I sometimes forget the initial feeling I had when I was first diagnosed as being celiac and having to start my new life on a gluten-free diet. The beginning is not easy by any means. You go through many different emotions, and for me my first one was happiness. Yes, HAPPINESS! I was so happy to finally know what was wrong, that the way I felt was not normal, and there was a solution. Immediately after my realization that there was an issue, I did go through the emotions of ‘How is my life going to change?’ and “Can I live like this?’, and many others that posed concern for daily living.
Something you need to learn right from the start is that ingredients will constantly be changing. Manufacturing processes can change at anytime due to meeting new customer demands or handling price increases in their ingredients. I still find myself using the Internet to search products or brands, because even though I ate a specific brand last year doesn’t mean I can this year. Some trustworthy sites to read up on are:
- Celiac.com – I particularly like the open forum where people just like you and me ask questions about products and live a gluten-free lifestyle
- The National Foundation for Celiac Awareness
- Celiac Disease Foundation
- The company website (most websites are user-friendly and will have gluten related information posted. If not feel free to use the contact page to submit your questions. I rarely come across a company that doesn’t respond)
As a back-up procedure don’t be afraid to call the company directly. When shopping you can call the customer service number listed on the package to discuss with the company any gluten concerns you may have.
I do have a few more suggestions I would like to share upon first being diagnosed. I want to keep these simple so you can remember them, and hopefully incorporate at least one new idea into your lifestyle:
- Focus on what you CAN eat, not what you can’t eat
- Learn the grains you CAN eat: corn, rice, potato, tapioca, quinoa etc. You can find a full list of gluten-free grains here
- Learn that ‘gluten’ isn’t a grain itself, but encompasses multiple grains such as: rye, barley, malt, graham flour etc. You can find a full list gluten grains here
Sauces and dressings are main areas for hidden gluten.

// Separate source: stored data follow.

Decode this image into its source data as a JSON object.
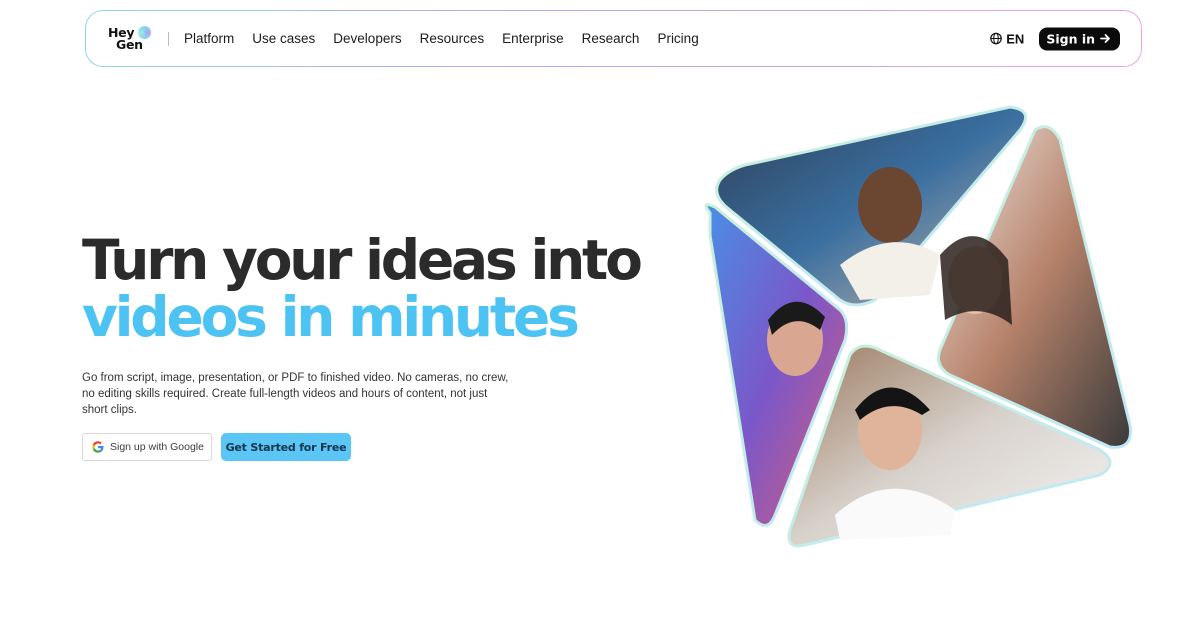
{
  "brand": {
    "logo_line1": "Hey",
    "logo_line2": "Gen"
  },
  "nav": {
    "links": [
      "Platform",
      "Use cases",
      "Developers",
      "Resources",
      "Enterprise",
      "Research",
      "Pricing"
    ],
    "language": "EN",
    "signin_label": "Sign in"
  },
  "hero": {
    "title_line1": "Turn your ideas into",
    "title_line2": "videos in minutes",
    "subtitle": "Go from script, image, presentation, or PDF to finished video. No cameras, no crew, no editing skills required. Create full-length videos and hours of content, not just short clips.",
    "google_button": "Sign up with Google",
    "cta_button": "Get Started for Free"
  },
  "icons": {
    "globe": "globe-icon",
    "arrow": "arrow-right-icon",
    "google": "google-icon"
  },
  "colors": {
    "accent": "#4cc3f2",
    "cta": "#5bc6f5",
    "dark": "#0b0b0b"
  }
}
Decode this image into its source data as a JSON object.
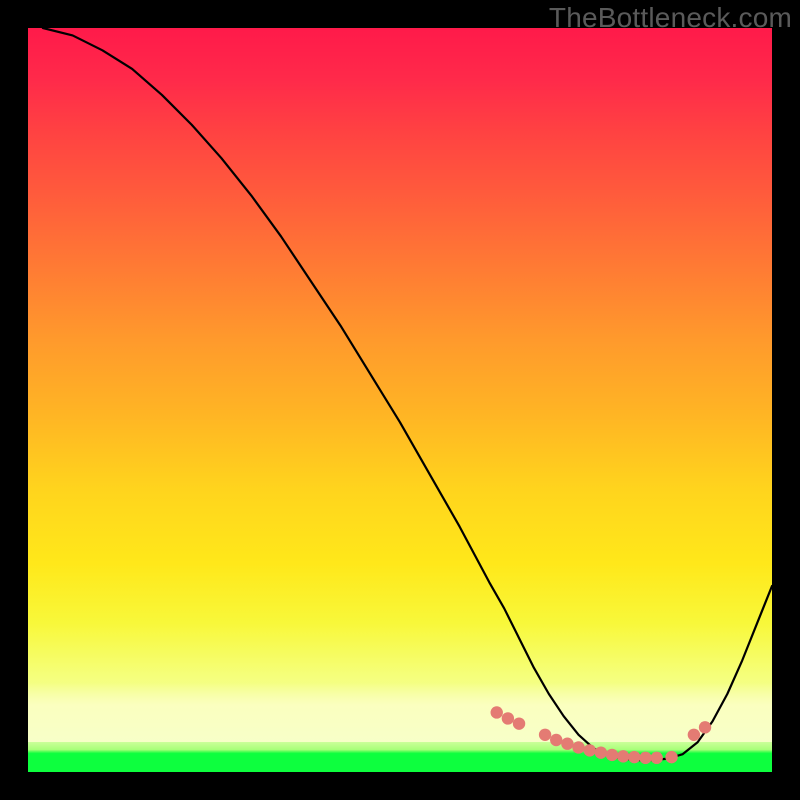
{
  "watermark": "TheBottleneck.com",
  "chart_data": {
    "type": "line",
    "title": "",
    "xlabel": "",
    "ylabel": "",
    "xlim": [
      0,
      100
    ],
    "ylim": [
      0,
      100
    ],
    "grid": false,
    "legend": false,
    "series": [
      {
        "name": "bottleneck-curve",
        "x": [
          2,
          6,
          10,
          14,
          18,
          22,
          26,
          30,
          34,
          38,
          42,
          46,
          50,
          54,
          58,
          62,
          64,
          66,
          68,
          70,
          72,
          74,
          76,
          78,
          80,
          82,
          84,
          86,
          88,
          90,
          92,
          94,
          96,
          98,
          100
        ],
        "values": [
          100,
          99,
          97,
          94.5,
          91,
          87,
          82.5,
          77.5,
          72,
          66,
          60,
          53.5,
          47,
          40,
          33,
          25.5,
          22,
          18,
          14,
          10.5,
          7.5,
          5,
          3.2,
          2.2,
          1.8,
          1.6,
          1.6,
          1.8,
          2.4,
          4,
          6.8,
          10.5,
          15,
          20,
          25
        ]
      }
    ],
    "marker_band": {
      "name": "optimal-range-dots",
      "color": "#e47b73",
      "x": [
        63,
        64.5,
        66,
        69.5,
        71,
        72.5,
        74,
        75.5,
        77,
        78.5,
        80,
        81.5,
        83,
        84.5,
        86.5,
        89.5,
        91
      ],
      "values": [
        8.0,
        7.2,
        6.5,
        5.0,
        4.3,
        3.8,
        3.3,
        2.9,
        2.6,
        2.3,
        2.1,
        2.0,
        1.9,
        1.9,
        2.0,
        5.0,
        6.0
      ]
    },
    "background_gradient_stops": [
      {
        "pos": 0.0,
        "color": "#ff1a4a"
      },
      {
        "pos": 0.4,
        "color": "#ff9a2c"
      },
      {
        "pos": 0.7,
        "color": "#ffe81a"
      },
      {
        "pos": 0.9,
        "color": "#f5ff7a"
      },
      {
        "pos": 0.97,
        "color": "#ecffb8"
      },
      {
        "pos": 1.0,
        "color": "#0dff3e"
      }
    ]
  }
}
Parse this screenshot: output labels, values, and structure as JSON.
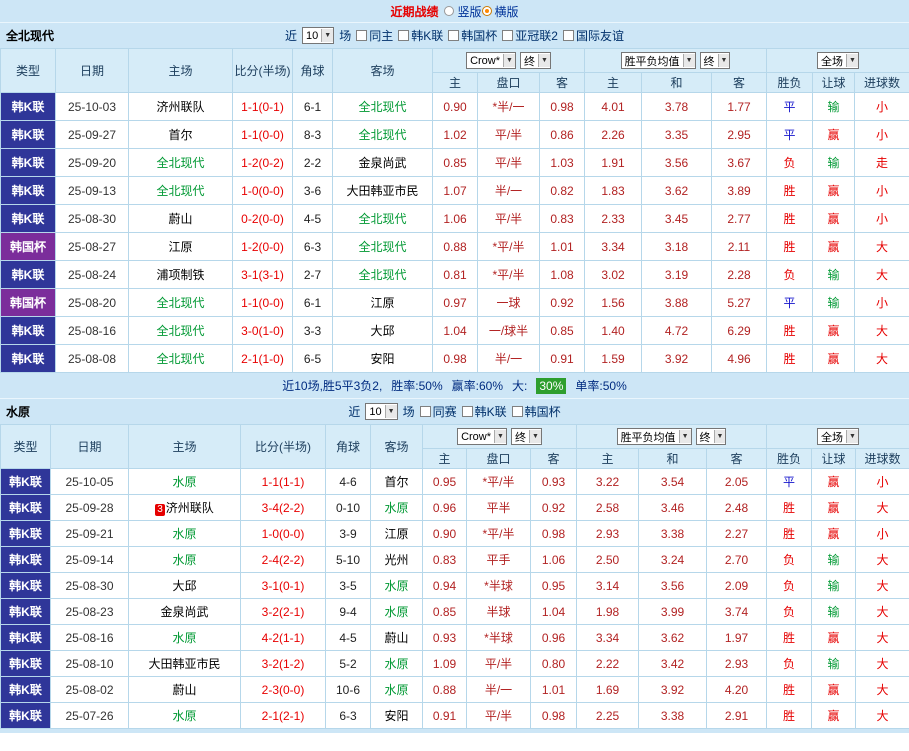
{
  "topbar": {
    "title": "近期战绩",
    "radios": [
      {
        "label": "竖版",
        "selected": false
      },
      {
        "label": "横版",
        "selected": true
      }
    ]
  },
  "colors": {
    "accent_red": "#e60000",
    "result_blue": "#1414cc",
    "result_green": "#009933",
    "focus_team_green": "#009933",
    "league_navy": "#2f3699",
    "cup_purple": "#7b2d9b",
    "panel_blue": "#cde6f6",
    "odds_maroon": "#b22222",
    "badge_green": "#2e9e2e"
  },
  "sections": [
    {
      "team": "全北现代",
      "filter": {
        "near": "近",
        "count": "10",
        "games": "场",
        "checkboxes": [
          {
            "label": "同主",
            "checked": false
          },
          {
            "label": "韩K联",
            "checked": false
          },
          {
            "label": "韩国杯",
            "checked": false
          },
          {
            "label": "亚冠联2",
            "checked": false
          },
          {
            "label": "国际友谊",
            "checked": false
          }
        ]
      },
      "columns": {
        "type": "类型",
        "date": "日期",
        "home": "主场",
        "score": "比分(半场)",
        "corner": "角球",
        "away": "客场",
        "odds_select": "Crow*",
        "odds_final": "终",
        "avg_select": "胜平负均值",
        "avg_final": "终",
        "scope_select": "全场",
        "sub": [
          "主",
          "盘口",
          "客",
          "主",
          "和",
          "客",
          "胜负",
          "让球",
          "进球数"
        ]
      },
      "rows": [
        {
          "lg": "韩K联",
          "cup": false,
          "d": "25-10-03",
          "h": "济州联队",
          "hf": false,
          "badge": "",
          "s": "1-1(0-1)",
          "c": "6-1",
          "a": "全北现代",
          "af": true,
          "o1": "0.90",
          "hcp": "*半/一",
          "o2": "0.98",
          "a1": "4.01",
          "a2": "3.78",
          "a3": "1.77",
          "res": [
            [
              "平",
              "b"
            ],
            [
              "输",
              "g"
            ],
            [
              "小",
              "r"
            ]
          ]
        },
        {
          "lg": "韩K联",
          "cup": false,
          "d": "25-09-27",
          "h": "首尔",
          "hf": false,
          "badge": "",
          "s": "1-1(0-0)",
          "c": "8-3",
          "a": "全北现代",
          "af": true,
          "o1": "1.02",
          "hcp": "平/半",
          "o2": "0.86",
          "a1": "2.26",
          "a2": "3.35",
          "a3": "2.95",
          "res": [
            [
              "平",
              "b"
            ],
            [
              "赢",
              "r"
            ],
            [
              "小",
              "r"
            ]
          ]
        },
        {
          "lg": "韩K联",
          "cup": false,
          "d": "25-09-20",
          "h": "全北现代",
          "hf": true,
          "badge": "",
          "s": "1-2(0-2)",
          "c": "2-2",
          "a": "金泉尚武",
          "af": false,
          "o1": "0.85",
          "hcp": "平/半",
          "o2": "1.03",
          "a1": "1.91",
          "a2": "3.56",
          "a3": "3.67",
          "res": [
            [
              "负",
              "r"
            ],
            [
              "输",
              "g"
            ],
            [
              "走",
              "r"
            ]
          ]
        },
        {
          "lg": "韩K联",
          "cup": false,
          "d": "25-09-13",
          "h": "全北现代",
          "hf": true,
          "badge": "",
          "s": "1-0(0-0)",
          "c": "3-6",
          "a": "大田韩亚市民",
          "af": false,
          "o1": "1.07",
          "hcp": "半/一",
          "o2": "0.82",
          "a1": "1.83",
          "a2": "3.62",
          "a3": "3.89",
          "res": [
            [
              "胜",
              "r"
            ],
            [
              "赢",
              "r"
            ],
            [
              "小",
              "r"
            ]
          ]
        },
        {
          "lg": "韩K联",
          "cup": false,
          "d": "25-08-30",
          "h": "蔚山",
          "hf": false,
          "badge": "",
          "s": "0-2(0-0)",
          "c": "4-5",
          "a": "全北现代",
          "af": true,
          "o1": "1.06",
          "hcp": "平/半",
          "o2": "0.83",
          "a1": "2.33",
          "a2": "3.45",
          "a3": "2.77",
          "res": [
            [
              "胜",
              "r"
            ],
            [
              "赢",
              "r"
            ],
            [
              "小",
              "r"
            ]
          ]
        },
        {
          "lg": "韩国杯",
          "cup": true,
          "d": "25-08-27",
          "h": "江原",
          "hf": false,
          "badge": "",
          "s": "1-2(0-0)",
          "c": "6-3",
          "a": "全北现代",
          "af": true,
          "o1": "0.88",
          "hcp": "*平/半",
          "o2": "1.01",
          "a1": "3.34",
          "a2": "3.18",
          "a3": "2.11",
          "res": [
            [
              "胜",
              "r"
            ],
            [
              "赢",
              "r"
            ],
            [
              "大",
              "r"
            ]
          ]
        },
        {
          "lg": "韩K联",
          "cup": false,
          "d": "25-08-24",
          "h": "浦项制铁",
          "hf": false,
          "badge": "",
          "s": "3-1(3-1)",
          "c": "2-7",
          "a": "全北现代",
          "af": true,
          "o1": "0.81",
          "hcp": "*平/半",
          "o2": "1.08",
          "a1": "3.02",
          "a2": "3.19",
          "a3": "2.28",
          "res": [
            [
              "负",
              "r"
            ],
            [
              "输",
              "g"
            ],
            [
              "大",
              "r"
            ]
          ]
        },
        {
          "lg": "韩国杯",
          "cup": true,
          "d": "25-08-20",
          "h": "全北现代",
          "hf": true,
          "badge": "",
          "s": "1-1(0-0)",
          "c": "6-1",
          "a": "江原",
          "af": false,
          "o1": "0.97",
          "hcp": "一球",
          "o2": "0.92",
          "a1": "1.56",
          "a2": "3.88",
          "a3": "5.27",
          "res": [
            [
              "平",
              "b"
            ],
            [
              "输",
              "g"
            ],
            [
              "小",
              "r"
            ]
          ]
        },
        {
          "lg": "韩K联",
          "cup": false,
          "d": "25-08-16",
          "h": "全北现代",
          "hf": true,
          "badge": "",
          "s": "3-0(1-0)",
          "c": "3-3",
          "a": "大邱",
          "af": false,
          "o1": "1.04",
          "hcp": "一/球半",
          "o2": "0.85",
          "a1": "1.40",
          "a2": "4.72",
          "a3": "6.29",
          "res": [
            [
              "胜",
              "r"
            ],
            [
              "赢",
              "r"
            ],
            [
              "大",
              "r"
            ]
          ]
        },
        {
          "lg": "韩K联",
          "cup": false,
          "d": "25-08-08",
          "h": "全北现代",
          "hf": true,
          "badge": "",
          "s": "2-1(1-0)",
          "c": "6-5",
          "a": "安阳",
          "af": false,
          "o1": "0.98",
          "hcp": "半/一",
          "o2": "0.91",
          "a1": "1.59",
          "a2": "3.92",
          "a3": "4.96",
          "res": [
            [
              "胜",
              "r"
            ],
            [
              "赢",
              "r"
            ],
            [
              "大",
              "r"
            ]
          ]
        }
      ],
      "summary": [
        {
          "t": "近10场,胜5平3负2,",
          "c": "navy"
        },
        {
          "t": "胜率:50%",
          "c": "navy"
        },
        {
          "t": "赢率:60%",
          "c": "navy"
        },
        {
          "t": "大:",
          "c": "navy"
        },
        {
          "t": "30%",
          "c": "badge"
        },
        {
          "t": "单率:50%",
          "c": "navy"
        }
      ]
    },
    {
      "team": "水原",
      "filter": {
        "near": "近",
        "count": "10",
        "games": "场",
        "checkboxes": [
          {
            "label": "同赛",
            "checked": false
          },
          {
            "label": "韩K联",
            "checked": false
          },
          {
            "label": "韩国杯",
            "checked": false
          }
        ]
      },
      "columns": {
        "type": "类型",
        "date": "日期",
        "home": "主场",
        "score": "比分(半场)",
        "corner": "角球",
        "away": "客场",
        "odds_select": "Crow*",
        "odds_final": "终",
        "avg_select": "胜平负均值",
        "avg_final": "终",
        "scope_select": "全场",
        "sub": [
          "主",
          "盘口",
          "客",
          "主",
          "和",
          "客",
          "胜负",
          "让球",
          "进球数"
        ]
      },
      "rows": [
        {
          "lg": "韩K联",
          "cup": false,
          "d": "25-10-05",
          "h": "水原",
          "hf": true,
          "badge": "",
          "s": "1-1(1-1)",
          "c": "4-6",
          "a": "首尔",
          "af": false,
          "o1": "0.95",
          "hcp": "*平/半",
          "o2": "0.93",
          "a1": "3.22",
          "a2": "3.54",
          "a3": "2.05",
          "res": [
            [
              "平",
              "b"
            ],
            [
              "赢",
              "r"
            ],
            [
              "小",
              "r"
            ]
          ]
        },
        {
          "lg": "韩K联",
          "cup": false,
          "d": "25-09-28",
          "h": "济州联队",
          "hf": false,
          "badge": "3",
          "s": "3-4(2-2)",
          "c": "0-10",
          "a": "水原",
          "af": true,
          "o1": "0.96",
          "hcp": "平半",
          "o2": "0.92",
          "a1": "2.58",
          "a2": "3.46",
          "a3": "2.48",
          "res": [
            [
              "胜",
              "r"
            ],
            [
              "赢",
              "r"
            ],
            [
              "大",
              "r"
            ]
          ]
        },
        {
          "lg": "韩K联",
          "cup": false,
          "d": "25-09-21",
          "h": "水原",
          "hf": true,
          "badge": "",
          "s": "1-0(0-0)",
          "c": "3-9",
          "a": "江原",
          "af": false,
          "o1": "0.90",
          "hcp": "*平/半",
          "o2": "0.98",
          "a1": "2.93",
          "a2": "3.38",
          "a3": "2.27",
          "res": [
            [
              "胜",
              "r"
            ],
            [
              "赢",
              "r"
            ],
            [
              "小",
              "r"
            ]
          ]
        },
        {
          "lg": "韩K联",
          "cup": false,
          "d": "25-09-14",
          "h": "水原",
          "hf": true,
          "badge": "",
          "s": "2-4(2-2)",
          "c": "5-10",
          "a": "光州",
          "af": false,
          "o1": "0.83",
          "hcp": "平手",
          "o2": "1.06",
          "a1": "2.50",
          "a2": "3.24",
          "a3": "2.70",
          "res": [
            [
              "负",
              "r"
            ],
            [
              "输",
              "g"
            ],
            [
              "大",
              "r"
            ]
          ]
        },
        {
          "lg": "韩K联",
          "cup": false,
          "d": "25-08-30",
          "h": "大邱",
          "hf": false,
          "badge": "",
          "s": "3-1(0-1)",
          "c": "3-5",
          "a": "水原",
          "af": true,
          "o1": "0.94",
          "hcp": "*半球",
          "o2": "0.95",
          "a1": "3.14",
          "a2": "3.56",
          "a3": "2.09",
          "res": [
            [
              "负",
              "r"
            ],
            [
              "输",
              "g"
            ],
            [
              "大",
              "r"
            ]
          ]
        },
        {
          "lg": "韩K联",
          "cup": false,
          "d": "25-08-23",
          "h": "金泉尚武",
          "hf": false,
          "badge": "",
          "s": "3-2(2-1)",
          "c": "9-4",
          "a": "水原",
          "af": true,
          "o1": "0.85",
          "hcp": "半球",
          "o2": "1.04",
          "a1": "1.98",
          "a2": "3.99",
          "a3": "3.74",
          "res": [
            [
              "负",
              "r"
            ],
            [
              "输",
              "g"
            ],
            [
              "大",
              "r"
            ]
          ]
        },
        {
          "lg": "韩K联",
          "cup": false,
          "d": "25-08-16",
          "h": "水原",
          "hf": true,
          "badge": "",
          "s": "4-2(1-1)",
          "c": "4-5",
          "a": "蔚山",
          "af": false,
          "o1": "0.93",
          "hcp": "*半球",
          "o2": "0.96",
          "a1": "3.34",
          "a2": "3.62",
          "a3": "1.97",
          "res": [
            [
              "胜",
              "r"
            ],
            [
              "赢",
              "r"
            ],
            [
              "大",
              "r"
            ]
          ]
        },
        {
          "lg": "韩K联",
          "cup": false,
          "d": "25-08-10",
          "h": "大田韩亚市民",
          "hf": false,
          "badge": "",
          "s": "3-2(1-2)",
          "c": "5-2",
          "a": "水原",
          "af": true,
          "o1": "1.09",
          "hcp": "平/半",
          "o2": "0.80",
          "a1": "2.22",
          "a2": "3.42",
          "a3": "2.93",
          "res": [
            [
              "负",
              "r"
            ],
            [
              "输",
              "g"
            ],
            [
              "大",
              "r"
            ]
          ]
        },
        {
          "lg": "韩K联",
          "cup": false,
          "d": "25-08-02",
          "h": "蔚山",
          "hf": false,
          "badge": "",
          "s": "2-3(0-0)",
          "c": "10-6",
          "a": "水原",
          "af": true,
          "o1": "0.88",
          "hcp": "半/一",
          "o2": "1.01",
          "a1": "1.69",
          "a2": "3.92",
          "a3": "4.20",
          "res": [
            [
              "胜",
              "r"
            ],
            [
              "赢",
              "r"
            ],
            [
              "大",
              "r"
            ]
          ]
        },
        {
          "lg": "韩K联",
          "cup": false,
          "d": "25-07-26",
          "h": "水原",
          "hf": true,
          "badge": "",
          "s": "2-1(2-1)",
          "c": "6-3",
          "a": "安阳",
          "af": false,
          "o1": "0.91",
          "hcp": "平/半",
          "o2": "0.98",
          "a1": "2.25",
          "a2": "3.38",
          "a3": "2.91",
          "res": [
            [
              "胜",
              "r"
            ],
            [
              "赢",
              "r"
            ],
            [
              "大",
              "r"
            ]
          ]
        }
      ],
      "summary": null
    }
  ]
}
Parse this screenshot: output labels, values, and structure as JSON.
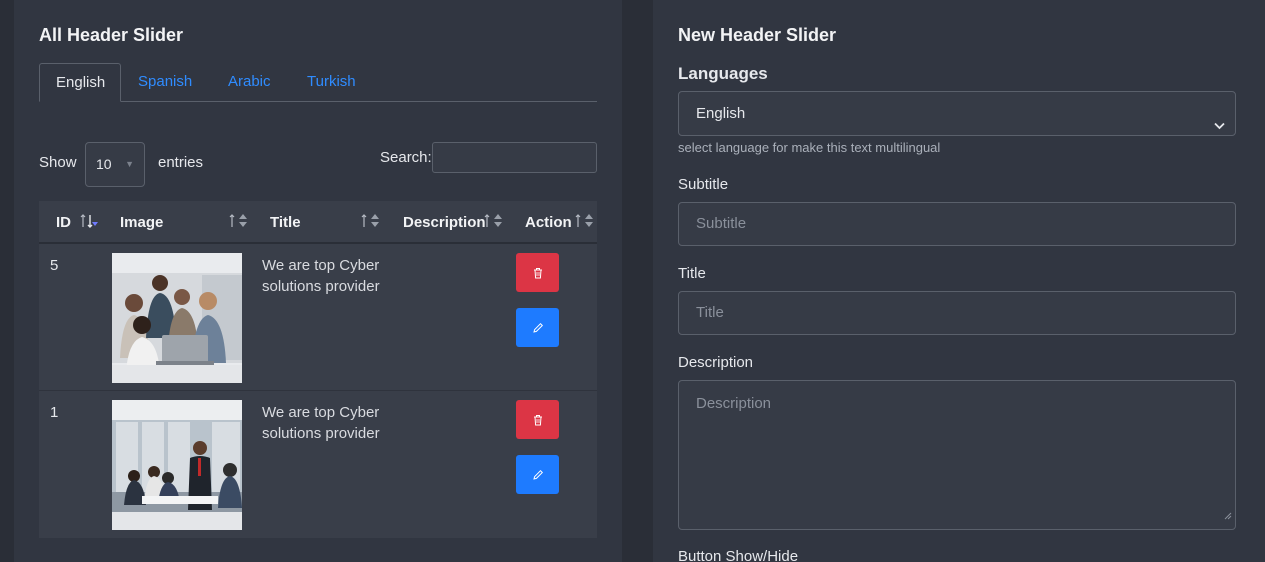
{
  "list_card": {
    "title": "All Header Slider",
    "tabs": [
      {
        "label": "English"
      },
      {
        "label": "Spanish"
      },
      {
        "label": "Arabic"
      },
      {
        "label": "Turkish"
      }
    ],
    "show_label": "Show",
    "entries_value": "10",
    "entries_label": "entries",
    "search_label": "Search:",
    "search_value": "",
    "columns": [
      "ID",
      "Image",
      "Title",
      "Description",
      "Action"
    ],
    "rows": [
      {
        "id": "5",
        "title": "We are top Cyber solutions provider",
        "description": ""
      },
      {
        "id": "1",
        "title": "We are top Cyber solutions provider",
        "description": ""
      }
    ]
  },
  "form_card": {
    "title": "New Header Slider",
    "languages_label": "Languages",
    "language_value": "English",
    "language_help": "select language for make this text multilingual",
    "subtitle_label": "Subtitle",
    "subtitle_placeholder": "Subtitle",
    "title_label": "Title",
    "title_placeholder": "Title",
    "description_label": "Description",
    "description_placeholder": "Description",
    "button_label": "Button Show/Hide"
  },
  "colors": {
    "page_bg": "#2a2e37",
    "card_bg": "#313641",
    "link": "#2f8cff",
    "danger": "#dc3545",
    "primary": "#1e7bff"
  },
  "icons": [
    "trash-icon",
    "pencil-icon",
    "sort-icon",
    "chevron-down-icon",
    "resize-handle-icon"
  ]
}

For example, soy sauce has wheat in it, but there are non-wheat variations like San-J. Given that salad dressings and seasonings harbor hidden gluten, grocery shopping is being made easier by the day, thanks to stores like Giant & Wegmans, who utilize a “G” or some other gluten free symbol.
In addition, as celiac disease and the gluten-free diet increase in popularity and gain publicity, gluten-free products are continually expanding both in terms of product and shelf space. Some products can be found in the ‘organic’ section (don’t confuse gluten-free with organic, they are different), whereas others are on the same shelf as their wheat version (think Betty Crocker and their cake mixes).
Always Read Labels. You must still read labels and I say this for two reasons. First, a product may be gluten-free but does not have a symbol. Second, a product may not be gluten free but the ingredient list doesn’t highlight gluten in the ingredients. Examples: Bubba burgers are gluten free but their packaging does not have a gluten-free symbol. Rice Krispies are not gluten free but the ingredient list doesn’t highlight the use of malt (unless you purchase the gluten-free Rice Krispies).